I worry sometimes about being a “mommy blogger”. I worry that people will think that I think I know everything there is to know about being a mom, that my house is always perfectly clean, that I never get frustrated with my kids or that I have it all together. That’s a tough image to live up to and not the case at all!
Because really, I started out as a mom, after 10 years of struggling with infertility, and then having 5 kids in 6 years through the help of IVF, to find myself very unhappy. I loved my kids. I loved that I finally got to be a mom. But I really wasn’t happy in the day to day tasks of taking care of little children who needed me constantly. There were some really good times too, but overall, I felt a lot of overwhelm and discouragement.
Somewhere along the way and stretched out over time, I had some great insights given to me. I realized if I treated my work at home more like a job that things could be better. Not in all aspects of course. I mean, it’s not like I could clock out at 5pm! But I started setting goals, working on continually improving myself and improving the way I did things, becoming more efficient, adding my personality to the mix and finding ways to enjoy what I was doing.
As I search for answers to problems, ways to teach my kids or run my household, these wonderful insights have come to me that I know are inspiration and I feel a powerful need to share. I feel like God has blessed me with a love of writing, a desire to create, and so many inspired ideas that He wants me to share with others.
I try to make the best of each circumstance. One of those circumstances that we’ve been given is the need to move every few years for my husband’s job. It’s hard on the kids and it’s hard on me because I grew up surrounded by extended family, cousins and grandparents. I wanted the same thing for my kids. And so I figure a great way to make up for that is by taking advantage of this moving around to go on adventures and see all the great things the world has to offer us in each of the places we move to.

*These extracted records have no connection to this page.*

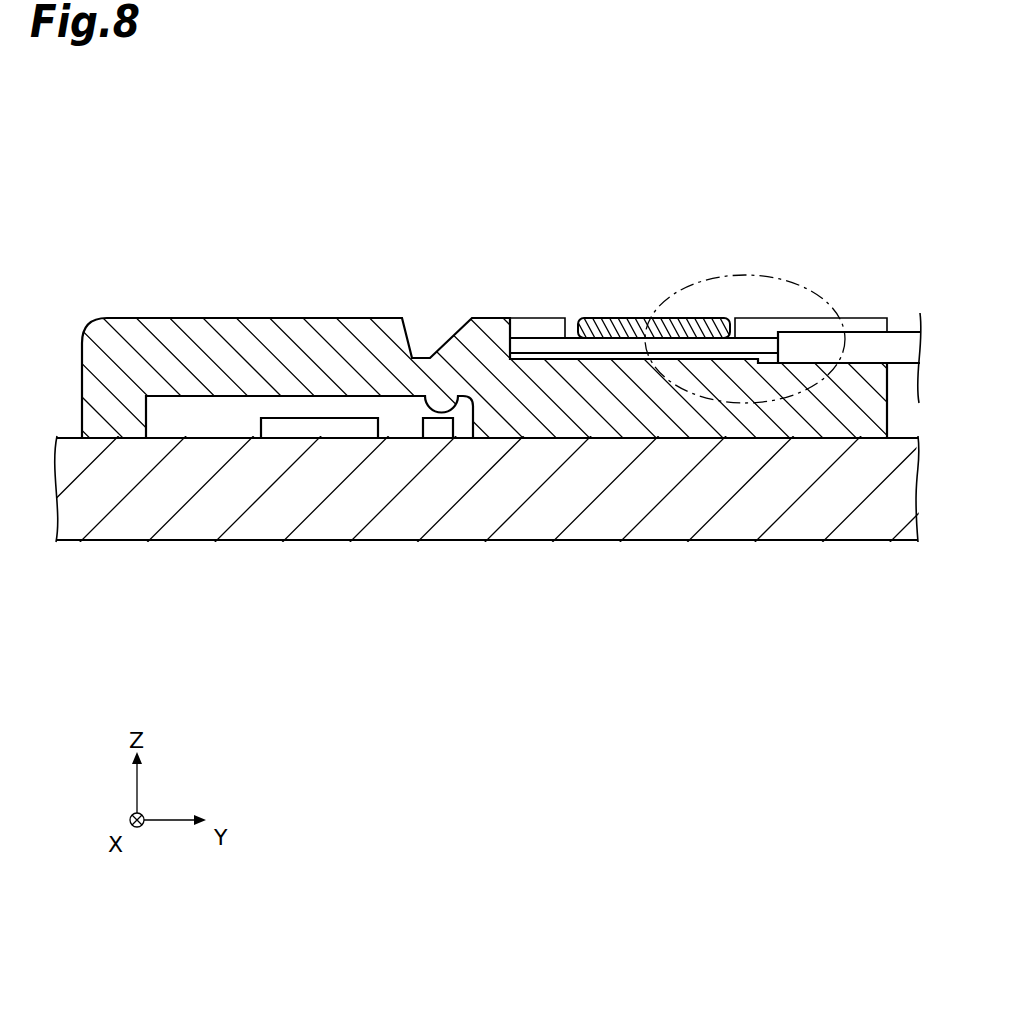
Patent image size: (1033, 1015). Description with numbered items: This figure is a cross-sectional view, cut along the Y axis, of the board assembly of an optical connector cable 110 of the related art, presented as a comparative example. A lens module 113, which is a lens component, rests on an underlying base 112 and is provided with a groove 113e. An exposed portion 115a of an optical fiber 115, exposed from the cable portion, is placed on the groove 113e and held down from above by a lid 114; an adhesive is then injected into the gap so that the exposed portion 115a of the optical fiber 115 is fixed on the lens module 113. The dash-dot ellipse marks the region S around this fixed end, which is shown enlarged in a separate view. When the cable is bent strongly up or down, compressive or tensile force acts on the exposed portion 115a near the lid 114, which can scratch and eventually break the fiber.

The optical connector cable 110 is at (522, 192).
The substrate 112 is at (658, 540).
The lens module 113 is at (290, 317).
The groove 113e is at (550, 353).
The lid 114 is at (617, 317).
The optical fiber 115 is at (644, 345).
The exposed portion 115a is at (812, 332).
The region S is at (740, 277).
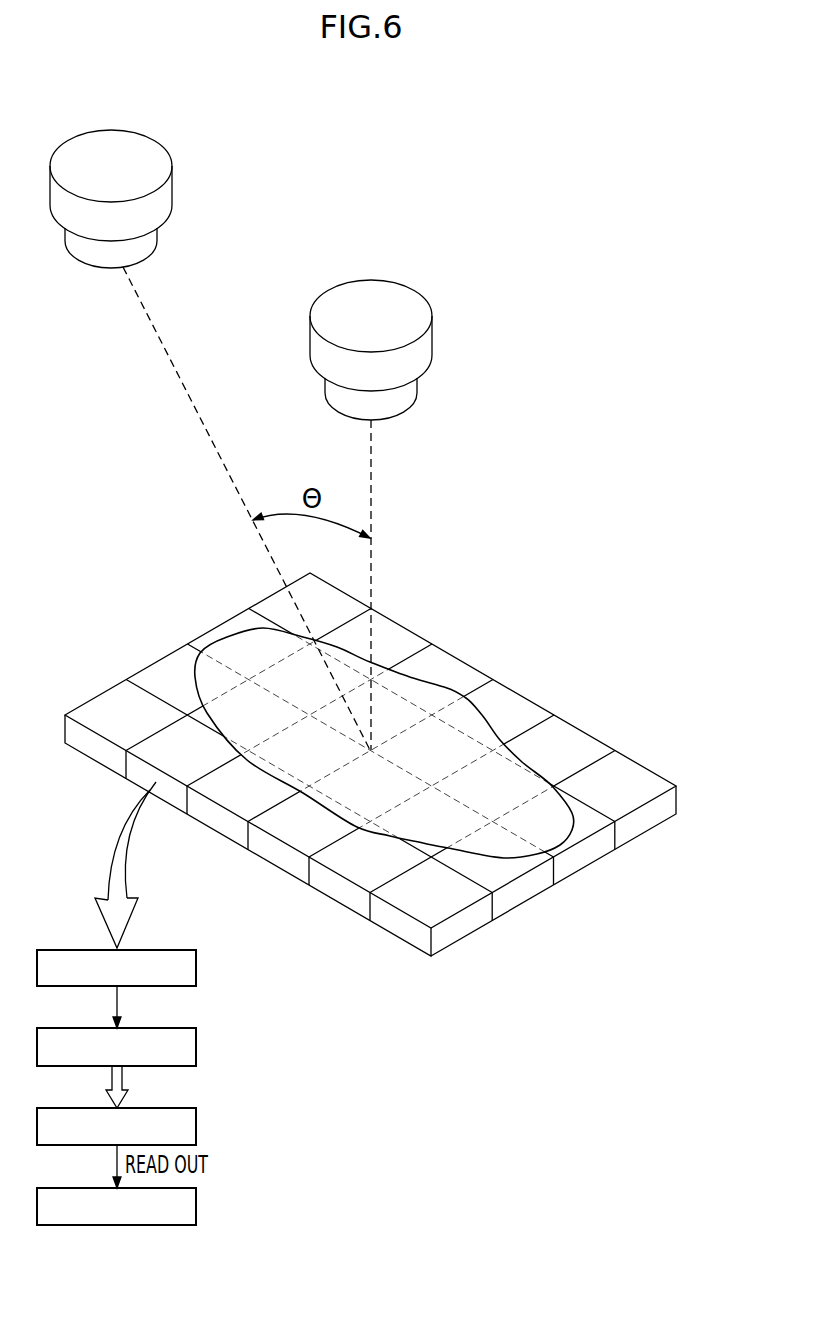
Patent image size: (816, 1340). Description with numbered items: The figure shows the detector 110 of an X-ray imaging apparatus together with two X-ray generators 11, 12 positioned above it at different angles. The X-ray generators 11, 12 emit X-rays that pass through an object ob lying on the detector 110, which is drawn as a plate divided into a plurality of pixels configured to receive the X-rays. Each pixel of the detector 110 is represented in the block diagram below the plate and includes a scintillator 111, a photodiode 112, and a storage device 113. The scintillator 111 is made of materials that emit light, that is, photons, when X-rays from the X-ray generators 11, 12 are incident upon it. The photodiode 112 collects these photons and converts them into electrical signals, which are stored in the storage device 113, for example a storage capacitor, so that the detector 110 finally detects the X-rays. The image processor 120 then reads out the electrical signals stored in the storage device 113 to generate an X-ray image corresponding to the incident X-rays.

The X-ray generator 11 is at (403, 298).
The X-ray generator 12 is at (143, 148).
The detector 110 is at (678, 800).
The object ob is at (480, 728).
The scintillator 111 is at (197, 968).
The photodiode 112 is at (197, 1047).
The storage device 113 is at (197, 1127).
The image processor 120 is at (197, 1207).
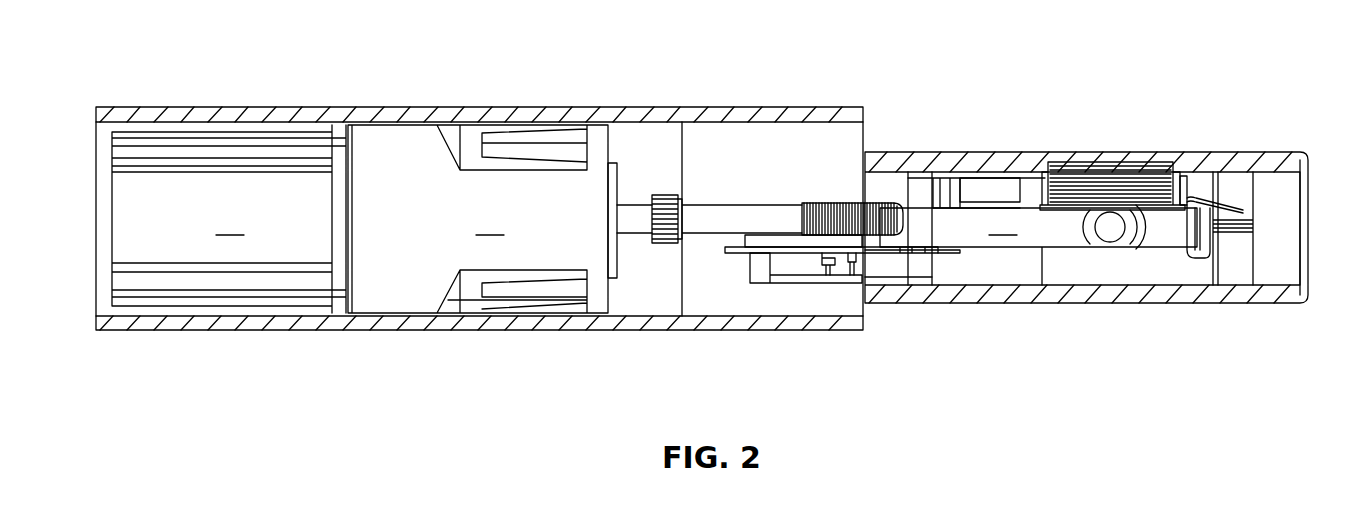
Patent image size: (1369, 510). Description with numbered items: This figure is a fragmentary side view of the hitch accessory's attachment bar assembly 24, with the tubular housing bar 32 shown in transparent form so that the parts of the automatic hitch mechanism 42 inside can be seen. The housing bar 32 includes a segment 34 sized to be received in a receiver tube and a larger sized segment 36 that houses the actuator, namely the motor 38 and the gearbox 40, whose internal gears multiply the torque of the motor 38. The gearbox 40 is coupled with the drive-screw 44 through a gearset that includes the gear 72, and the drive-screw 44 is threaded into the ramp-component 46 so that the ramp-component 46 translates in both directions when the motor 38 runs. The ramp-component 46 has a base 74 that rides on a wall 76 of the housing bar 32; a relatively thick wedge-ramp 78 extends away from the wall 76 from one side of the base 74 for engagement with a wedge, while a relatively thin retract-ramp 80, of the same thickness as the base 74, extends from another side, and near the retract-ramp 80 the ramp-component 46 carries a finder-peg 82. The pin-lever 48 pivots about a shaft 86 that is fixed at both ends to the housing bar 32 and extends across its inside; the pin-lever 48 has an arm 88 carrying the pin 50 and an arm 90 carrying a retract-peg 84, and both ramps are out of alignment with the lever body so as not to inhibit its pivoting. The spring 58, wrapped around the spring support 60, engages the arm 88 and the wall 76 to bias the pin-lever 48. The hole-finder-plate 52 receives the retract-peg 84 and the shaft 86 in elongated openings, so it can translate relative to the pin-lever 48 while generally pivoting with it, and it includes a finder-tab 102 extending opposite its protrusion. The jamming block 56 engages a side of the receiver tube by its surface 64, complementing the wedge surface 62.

The attachment bar assembly 24 is at (914, 78).
The housing bar 32 is at (350, 114).
The segment 34 is at (1285, 160).
The larger sized segment 36 is at (298, 331).
The motor 38 is at (229, 219).
The gearbox 40 is at (478, 219).
The automatic hitch mechanism 42 is at (882, 190).
The drive-screw 44 is at (735, 218).
The ramp-component 46 is at (985, 180).
The pin-lever 48 is at (1038, 244).
The pin 50 is at (1118, 226).
The hole-finder-plate 52 is at (735, 255).
The jamming block 56 is at (1150, 165).
The spring 58 is at (1255, 228).
The spring support 60 is at (1238, 198).
The surface 62 is at (1105, 160).
The surface 64 is at (1076, 165).
The gear 72 is at (662, 195).
The base 74 is at (990, 304).
The wall 76 is at (1095, 302).
The wedge-ramp 78 is at (1024, 166).
The retract-ramp 80 is at (897, 288).
The finder-peg 82 is at (830, 268).
The retract-peg 84 is at (760, 280).
The shaft 86 is at (922, 152).
The arm 88 is at (1188, 258).
The arm 90 is at (790, 243).
The finder-tab 102 is at (855, 270).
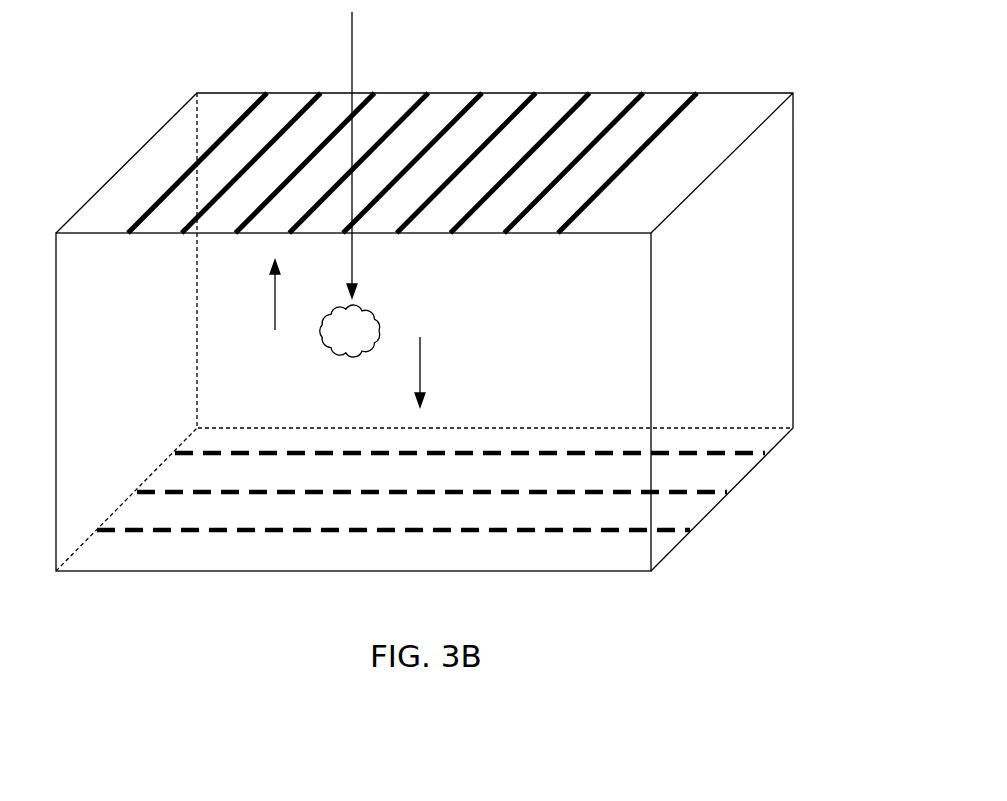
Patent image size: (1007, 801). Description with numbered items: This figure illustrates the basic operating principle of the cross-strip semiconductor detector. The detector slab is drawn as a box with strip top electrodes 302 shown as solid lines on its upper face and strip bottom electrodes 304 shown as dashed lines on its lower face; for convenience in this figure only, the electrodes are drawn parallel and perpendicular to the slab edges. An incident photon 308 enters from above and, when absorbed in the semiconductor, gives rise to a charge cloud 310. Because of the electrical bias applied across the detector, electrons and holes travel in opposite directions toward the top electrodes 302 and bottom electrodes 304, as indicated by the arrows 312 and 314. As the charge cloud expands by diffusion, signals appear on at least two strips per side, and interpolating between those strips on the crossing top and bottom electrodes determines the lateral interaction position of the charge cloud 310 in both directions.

The top electrodes 302 is at (693, 123).
The bottom electrodes 304 is at (195, 543).
The incident photon 308 is at (352, 48).
The charge cloud 310 is at (377, 312).
The arrow indicating electron travel 312 is at (273, 307).
The arrow indicating hole travel 314 is at (422, 370).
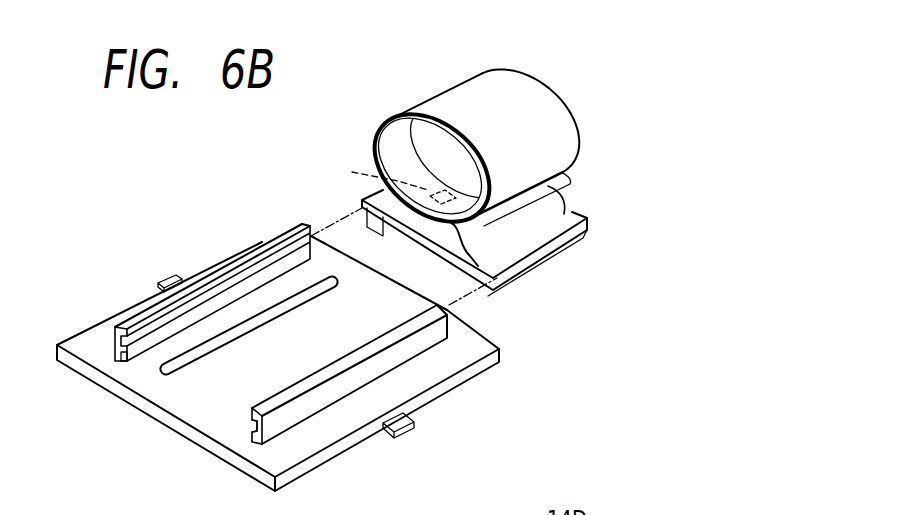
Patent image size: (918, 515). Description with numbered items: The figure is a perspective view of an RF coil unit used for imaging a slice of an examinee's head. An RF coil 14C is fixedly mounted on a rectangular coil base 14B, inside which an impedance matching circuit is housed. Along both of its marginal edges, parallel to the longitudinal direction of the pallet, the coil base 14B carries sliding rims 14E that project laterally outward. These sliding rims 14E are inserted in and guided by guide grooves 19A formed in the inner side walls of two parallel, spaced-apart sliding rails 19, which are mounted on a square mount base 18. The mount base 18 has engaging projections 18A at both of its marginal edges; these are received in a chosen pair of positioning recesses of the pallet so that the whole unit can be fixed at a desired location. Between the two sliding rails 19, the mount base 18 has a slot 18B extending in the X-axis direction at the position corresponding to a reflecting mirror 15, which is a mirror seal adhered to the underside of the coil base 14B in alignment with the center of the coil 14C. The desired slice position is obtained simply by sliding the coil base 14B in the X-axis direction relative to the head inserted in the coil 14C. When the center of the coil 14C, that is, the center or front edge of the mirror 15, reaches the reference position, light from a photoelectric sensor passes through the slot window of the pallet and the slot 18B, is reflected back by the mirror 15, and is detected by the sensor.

The coil base 14B is at (380, 222).
The RF coil 14C is at (580, 114).
The sliding rims 14E is at (357, 197).
The reflecting mirror 15 is at (358, 170).
The mount base 18 is at (483, 336).
The engaging projections 18A is at (166, 278).
The slot 18B is at (293, 298).
The sliding rails 19 is at (125, 360).
The guide grooves 19A is at (133, 352).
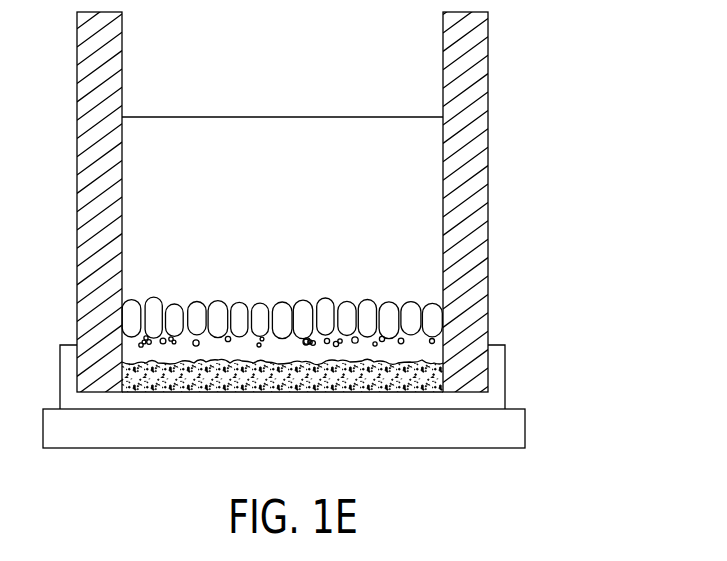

I’m not the perfect mom; I will never claim to be. Every day, it seems my faults are brought clearly before my eyes. But I try, I pray, and I take the inspiration I receive and I try to make my home a sanctuary and a center of gospel learning.
So here I am – doing my best to make the most of this imperfect and sometimes difficult journey. Thanks for joining me here! Because I’m a member of The Church of Jesus Christ of Latter Day Saints, you’ll find lots of stuff that I use to teach gospel lessons to my family. But I truly think moms of all faiths can find a dose of inspiration from most of what I post. I hope you’ll take a look around and find something that will make your journey a little more joyful, too.